Chapter 3 (WANTING – 18 pages) asks the important question, “What are you playing for?” It’s a question I ask every student I have, and I was happy to see Rowson posing it.

Chapter 4 (MATERIALISM – 29 pages) “…we cry out for something tangible, a single weapon to cut down the thickets of confusion that swarm all around us. But we choose a knife with an uncertain blade. This uncertain blade is material; something we can see, weigh and count.” This is great stuff!

Chapter 5 (EGOISM – 19 pages) “Chess is about my ‘I’ against your ‘I’; it’s ‘me’ against ‘you.’ It’s one ego against another. We all have egos, and chess without ego is unimaginable.” With deep looks at Inter-subjectivity and Responsibility, what’s not to like?

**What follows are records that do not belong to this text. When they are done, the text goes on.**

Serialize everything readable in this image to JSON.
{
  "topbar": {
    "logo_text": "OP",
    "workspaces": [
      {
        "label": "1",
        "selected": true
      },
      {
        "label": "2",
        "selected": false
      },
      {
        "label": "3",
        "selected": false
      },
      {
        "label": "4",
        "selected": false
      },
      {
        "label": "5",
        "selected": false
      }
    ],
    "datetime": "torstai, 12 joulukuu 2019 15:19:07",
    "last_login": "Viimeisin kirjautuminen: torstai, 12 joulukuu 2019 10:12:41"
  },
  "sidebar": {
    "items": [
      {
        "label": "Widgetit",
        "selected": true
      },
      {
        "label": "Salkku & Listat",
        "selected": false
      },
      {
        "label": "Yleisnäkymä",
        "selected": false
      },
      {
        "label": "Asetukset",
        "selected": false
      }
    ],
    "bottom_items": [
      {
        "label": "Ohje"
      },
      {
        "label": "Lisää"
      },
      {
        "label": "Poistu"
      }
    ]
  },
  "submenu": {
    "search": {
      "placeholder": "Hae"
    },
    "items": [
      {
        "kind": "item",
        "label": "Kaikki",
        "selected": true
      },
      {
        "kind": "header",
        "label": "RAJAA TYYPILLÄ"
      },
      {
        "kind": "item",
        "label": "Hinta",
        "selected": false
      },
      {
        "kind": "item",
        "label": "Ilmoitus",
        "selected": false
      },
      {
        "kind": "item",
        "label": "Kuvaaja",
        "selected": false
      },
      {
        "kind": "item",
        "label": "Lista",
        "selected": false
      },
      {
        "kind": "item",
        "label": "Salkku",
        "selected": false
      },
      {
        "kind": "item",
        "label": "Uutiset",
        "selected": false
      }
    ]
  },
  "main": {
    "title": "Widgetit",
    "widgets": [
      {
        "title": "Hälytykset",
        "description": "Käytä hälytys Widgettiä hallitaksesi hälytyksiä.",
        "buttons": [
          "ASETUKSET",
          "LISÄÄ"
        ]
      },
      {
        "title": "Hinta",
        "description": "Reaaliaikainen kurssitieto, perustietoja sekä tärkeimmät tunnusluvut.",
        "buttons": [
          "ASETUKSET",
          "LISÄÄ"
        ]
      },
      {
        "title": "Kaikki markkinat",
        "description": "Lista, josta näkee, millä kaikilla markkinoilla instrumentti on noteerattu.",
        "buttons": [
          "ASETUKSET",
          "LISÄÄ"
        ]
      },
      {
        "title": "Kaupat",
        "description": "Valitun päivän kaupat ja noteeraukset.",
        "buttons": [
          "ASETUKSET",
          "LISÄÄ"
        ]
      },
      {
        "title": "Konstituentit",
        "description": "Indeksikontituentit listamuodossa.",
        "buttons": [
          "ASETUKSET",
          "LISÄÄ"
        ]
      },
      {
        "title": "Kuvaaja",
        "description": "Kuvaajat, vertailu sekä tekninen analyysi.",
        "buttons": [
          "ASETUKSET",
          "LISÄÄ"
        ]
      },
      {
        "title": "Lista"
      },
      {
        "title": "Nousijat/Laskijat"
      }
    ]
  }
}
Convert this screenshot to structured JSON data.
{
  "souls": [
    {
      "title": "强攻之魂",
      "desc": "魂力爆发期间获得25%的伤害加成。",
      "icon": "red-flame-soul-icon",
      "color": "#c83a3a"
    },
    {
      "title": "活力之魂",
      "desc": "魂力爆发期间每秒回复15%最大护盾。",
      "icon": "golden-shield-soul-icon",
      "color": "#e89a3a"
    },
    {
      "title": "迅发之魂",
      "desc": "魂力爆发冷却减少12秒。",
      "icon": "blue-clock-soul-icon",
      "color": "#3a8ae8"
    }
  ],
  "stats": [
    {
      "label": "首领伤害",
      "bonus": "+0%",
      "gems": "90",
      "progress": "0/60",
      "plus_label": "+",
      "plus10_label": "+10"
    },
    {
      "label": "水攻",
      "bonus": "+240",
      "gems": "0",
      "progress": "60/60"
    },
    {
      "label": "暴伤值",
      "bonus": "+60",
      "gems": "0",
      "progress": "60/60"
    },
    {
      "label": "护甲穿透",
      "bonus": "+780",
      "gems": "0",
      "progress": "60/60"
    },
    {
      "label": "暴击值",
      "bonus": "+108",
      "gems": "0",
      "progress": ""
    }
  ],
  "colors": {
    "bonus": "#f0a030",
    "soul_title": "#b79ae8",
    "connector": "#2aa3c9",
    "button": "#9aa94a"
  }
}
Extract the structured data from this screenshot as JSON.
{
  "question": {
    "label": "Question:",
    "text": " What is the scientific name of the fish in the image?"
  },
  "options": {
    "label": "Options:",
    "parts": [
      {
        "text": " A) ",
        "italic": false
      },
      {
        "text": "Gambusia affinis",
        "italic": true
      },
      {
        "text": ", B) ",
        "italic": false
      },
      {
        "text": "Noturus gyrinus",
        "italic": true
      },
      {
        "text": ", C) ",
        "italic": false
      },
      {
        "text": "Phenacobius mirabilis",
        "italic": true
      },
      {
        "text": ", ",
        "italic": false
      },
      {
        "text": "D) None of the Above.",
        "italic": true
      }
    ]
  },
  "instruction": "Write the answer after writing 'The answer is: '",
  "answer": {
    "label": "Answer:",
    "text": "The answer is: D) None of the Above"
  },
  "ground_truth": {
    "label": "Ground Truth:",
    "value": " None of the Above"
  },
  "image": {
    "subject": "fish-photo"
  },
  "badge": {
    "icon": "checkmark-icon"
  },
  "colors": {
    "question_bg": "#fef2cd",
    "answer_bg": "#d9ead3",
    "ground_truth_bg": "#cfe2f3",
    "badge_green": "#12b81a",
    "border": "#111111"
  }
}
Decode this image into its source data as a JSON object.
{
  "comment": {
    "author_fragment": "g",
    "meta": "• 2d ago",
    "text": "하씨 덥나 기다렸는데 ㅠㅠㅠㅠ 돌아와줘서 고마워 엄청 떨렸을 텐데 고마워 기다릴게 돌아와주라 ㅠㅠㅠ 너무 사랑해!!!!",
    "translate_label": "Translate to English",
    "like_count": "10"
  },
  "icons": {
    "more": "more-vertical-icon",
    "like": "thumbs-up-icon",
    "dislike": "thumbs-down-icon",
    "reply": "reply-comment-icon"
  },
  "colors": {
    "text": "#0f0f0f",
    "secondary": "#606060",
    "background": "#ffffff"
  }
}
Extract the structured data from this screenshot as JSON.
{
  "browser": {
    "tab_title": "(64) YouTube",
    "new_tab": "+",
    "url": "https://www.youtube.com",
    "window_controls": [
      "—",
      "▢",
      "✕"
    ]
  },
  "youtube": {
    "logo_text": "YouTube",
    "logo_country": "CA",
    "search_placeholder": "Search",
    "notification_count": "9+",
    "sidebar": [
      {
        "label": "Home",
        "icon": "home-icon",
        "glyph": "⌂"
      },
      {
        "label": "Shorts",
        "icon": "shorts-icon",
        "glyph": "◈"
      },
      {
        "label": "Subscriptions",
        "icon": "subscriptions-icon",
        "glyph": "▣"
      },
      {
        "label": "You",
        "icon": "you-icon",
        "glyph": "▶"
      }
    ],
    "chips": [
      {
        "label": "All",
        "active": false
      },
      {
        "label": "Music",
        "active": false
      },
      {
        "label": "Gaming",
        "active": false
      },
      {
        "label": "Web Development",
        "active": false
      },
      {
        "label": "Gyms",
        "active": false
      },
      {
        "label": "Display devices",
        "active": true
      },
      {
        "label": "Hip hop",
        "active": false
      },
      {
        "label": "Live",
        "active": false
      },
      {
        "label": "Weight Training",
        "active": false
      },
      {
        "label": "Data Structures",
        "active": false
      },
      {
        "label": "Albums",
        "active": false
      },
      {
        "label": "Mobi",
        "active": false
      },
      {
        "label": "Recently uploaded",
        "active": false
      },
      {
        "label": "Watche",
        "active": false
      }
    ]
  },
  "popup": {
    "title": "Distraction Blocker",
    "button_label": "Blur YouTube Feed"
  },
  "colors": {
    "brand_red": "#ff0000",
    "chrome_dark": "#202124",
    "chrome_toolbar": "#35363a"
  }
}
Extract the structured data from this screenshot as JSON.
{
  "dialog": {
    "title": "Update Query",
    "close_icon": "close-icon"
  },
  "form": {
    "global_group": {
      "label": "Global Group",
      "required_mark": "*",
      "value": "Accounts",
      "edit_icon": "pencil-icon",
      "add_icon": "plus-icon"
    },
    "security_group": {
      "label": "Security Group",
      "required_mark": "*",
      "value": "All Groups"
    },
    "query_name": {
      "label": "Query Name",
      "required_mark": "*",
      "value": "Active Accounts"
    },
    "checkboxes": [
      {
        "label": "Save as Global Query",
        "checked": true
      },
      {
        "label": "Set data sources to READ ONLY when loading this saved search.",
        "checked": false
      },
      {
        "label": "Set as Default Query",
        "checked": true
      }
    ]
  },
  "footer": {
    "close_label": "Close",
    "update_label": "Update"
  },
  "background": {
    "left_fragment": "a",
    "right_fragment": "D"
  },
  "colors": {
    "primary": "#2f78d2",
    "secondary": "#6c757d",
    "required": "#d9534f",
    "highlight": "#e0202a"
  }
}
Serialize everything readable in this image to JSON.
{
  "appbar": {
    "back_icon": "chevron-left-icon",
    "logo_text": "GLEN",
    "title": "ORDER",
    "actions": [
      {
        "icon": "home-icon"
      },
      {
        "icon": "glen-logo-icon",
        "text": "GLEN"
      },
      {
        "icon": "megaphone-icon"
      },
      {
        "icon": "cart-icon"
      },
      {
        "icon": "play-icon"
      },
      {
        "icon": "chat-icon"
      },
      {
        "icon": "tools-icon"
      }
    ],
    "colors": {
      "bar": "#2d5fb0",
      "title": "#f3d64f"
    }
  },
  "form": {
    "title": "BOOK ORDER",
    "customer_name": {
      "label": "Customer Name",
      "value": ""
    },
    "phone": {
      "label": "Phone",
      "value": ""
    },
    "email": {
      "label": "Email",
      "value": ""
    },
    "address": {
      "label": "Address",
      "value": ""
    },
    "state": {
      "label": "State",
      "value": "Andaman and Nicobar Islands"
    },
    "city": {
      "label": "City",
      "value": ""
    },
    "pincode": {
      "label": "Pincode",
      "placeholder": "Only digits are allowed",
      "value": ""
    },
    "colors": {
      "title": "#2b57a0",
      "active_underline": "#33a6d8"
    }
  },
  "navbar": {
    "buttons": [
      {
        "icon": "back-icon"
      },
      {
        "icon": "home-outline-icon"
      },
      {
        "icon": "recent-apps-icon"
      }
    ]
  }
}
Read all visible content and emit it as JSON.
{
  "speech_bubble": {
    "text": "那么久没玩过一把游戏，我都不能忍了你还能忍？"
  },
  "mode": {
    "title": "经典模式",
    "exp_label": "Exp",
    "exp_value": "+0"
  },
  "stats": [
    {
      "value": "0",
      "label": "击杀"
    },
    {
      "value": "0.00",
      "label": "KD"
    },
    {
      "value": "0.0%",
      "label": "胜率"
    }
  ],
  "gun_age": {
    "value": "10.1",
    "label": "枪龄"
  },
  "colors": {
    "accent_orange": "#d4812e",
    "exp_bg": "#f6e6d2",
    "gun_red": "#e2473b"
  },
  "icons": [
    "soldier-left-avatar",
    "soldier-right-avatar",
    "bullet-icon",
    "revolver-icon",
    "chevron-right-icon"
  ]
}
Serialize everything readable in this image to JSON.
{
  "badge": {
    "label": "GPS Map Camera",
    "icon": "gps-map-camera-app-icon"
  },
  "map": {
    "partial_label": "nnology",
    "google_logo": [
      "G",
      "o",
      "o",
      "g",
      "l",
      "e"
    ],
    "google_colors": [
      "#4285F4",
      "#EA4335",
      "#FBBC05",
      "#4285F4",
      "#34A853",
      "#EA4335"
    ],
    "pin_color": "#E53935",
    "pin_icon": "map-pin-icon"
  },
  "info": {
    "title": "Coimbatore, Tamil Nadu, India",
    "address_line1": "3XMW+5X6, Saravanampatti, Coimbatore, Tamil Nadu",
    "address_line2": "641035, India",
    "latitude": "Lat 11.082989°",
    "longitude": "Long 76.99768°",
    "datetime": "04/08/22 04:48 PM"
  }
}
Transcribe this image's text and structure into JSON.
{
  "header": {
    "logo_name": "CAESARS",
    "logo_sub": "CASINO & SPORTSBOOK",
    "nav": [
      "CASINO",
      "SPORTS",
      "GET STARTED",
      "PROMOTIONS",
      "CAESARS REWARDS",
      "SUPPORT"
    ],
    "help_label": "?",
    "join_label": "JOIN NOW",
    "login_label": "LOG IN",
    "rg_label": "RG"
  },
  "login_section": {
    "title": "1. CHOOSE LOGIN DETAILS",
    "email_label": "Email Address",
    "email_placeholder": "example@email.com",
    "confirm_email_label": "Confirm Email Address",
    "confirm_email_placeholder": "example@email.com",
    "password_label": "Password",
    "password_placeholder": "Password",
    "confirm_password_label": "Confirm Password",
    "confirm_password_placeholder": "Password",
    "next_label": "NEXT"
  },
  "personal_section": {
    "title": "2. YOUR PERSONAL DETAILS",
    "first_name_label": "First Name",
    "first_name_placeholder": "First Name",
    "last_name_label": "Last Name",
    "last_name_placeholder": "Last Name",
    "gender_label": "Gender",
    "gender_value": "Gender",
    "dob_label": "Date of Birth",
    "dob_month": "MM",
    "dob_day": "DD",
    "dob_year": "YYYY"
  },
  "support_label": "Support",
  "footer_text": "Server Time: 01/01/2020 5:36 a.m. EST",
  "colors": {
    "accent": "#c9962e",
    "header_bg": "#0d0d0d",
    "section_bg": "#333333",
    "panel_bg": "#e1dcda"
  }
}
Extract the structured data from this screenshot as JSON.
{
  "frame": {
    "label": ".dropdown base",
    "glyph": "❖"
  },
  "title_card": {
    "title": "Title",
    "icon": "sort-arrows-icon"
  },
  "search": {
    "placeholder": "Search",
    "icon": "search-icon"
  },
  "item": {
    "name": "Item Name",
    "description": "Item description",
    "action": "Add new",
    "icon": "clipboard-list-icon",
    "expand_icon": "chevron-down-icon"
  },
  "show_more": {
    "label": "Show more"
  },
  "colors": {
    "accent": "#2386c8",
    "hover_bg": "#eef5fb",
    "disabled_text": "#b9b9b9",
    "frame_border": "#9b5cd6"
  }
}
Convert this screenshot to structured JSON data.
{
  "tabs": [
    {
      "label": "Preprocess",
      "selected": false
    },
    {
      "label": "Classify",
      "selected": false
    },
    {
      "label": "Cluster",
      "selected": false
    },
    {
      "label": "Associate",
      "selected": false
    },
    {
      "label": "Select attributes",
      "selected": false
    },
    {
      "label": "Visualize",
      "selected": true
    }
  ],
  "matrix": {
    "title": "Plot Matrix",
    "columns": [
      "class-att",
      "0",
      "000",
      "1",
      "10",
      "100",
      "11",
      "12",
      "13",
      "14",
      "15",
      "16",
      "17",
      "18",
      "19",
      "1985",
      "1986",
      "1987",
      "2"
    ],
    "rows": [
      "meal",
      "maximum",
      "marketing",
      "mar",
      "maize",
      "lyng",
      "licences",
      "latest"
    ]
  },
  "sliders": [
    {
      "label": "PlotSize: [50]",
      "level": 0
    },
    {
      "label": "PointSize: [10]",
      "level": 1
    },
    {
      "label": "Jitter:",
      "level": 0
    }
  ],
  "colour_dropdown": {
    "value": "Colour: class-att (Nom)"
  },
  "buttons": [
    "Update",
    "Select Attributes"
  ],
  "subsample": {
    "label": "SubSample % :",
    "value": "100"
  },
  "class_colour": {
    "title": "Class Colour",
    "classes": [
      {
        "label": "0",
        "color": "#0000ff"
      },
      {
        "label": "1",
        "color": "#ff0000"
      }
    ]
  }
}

Chapter 6 (PERFECTIONISM – 15 pages) quotes Winston Churchill: “Perfection is spelled p-a-r-a-l-y-s-i-s.” I found this single quote to hold unimaginable depths of chess erudition, and Rowson’s later, “This ‘desire to punish’ is very corrosive, and leads you to see all sorts of problems and solutions that aren’t there.” sets the tone for an extremely instructive chapter.

Chapter 7 (LOOSENESS – 20 pages) gives us another fine opening quote (this time by Yun-Men) that speaks volumes, if you are able to take it all in: “In walking, just walk. In sitting, just sit. Above all, don’t wobble.” I don’t have a student that doesn’t wobble. Quit that incessant wobbling!

THE SEVEN DEADLY CHESS SINS is a fascinating, original, insightful work by the most promising young chess writer out there. It’s well worth owning (in fact, I consider it a MUST own!), and contains a bounty of knowledge that will improve your game at the cellular level if the Zen gene is a dominant one in you.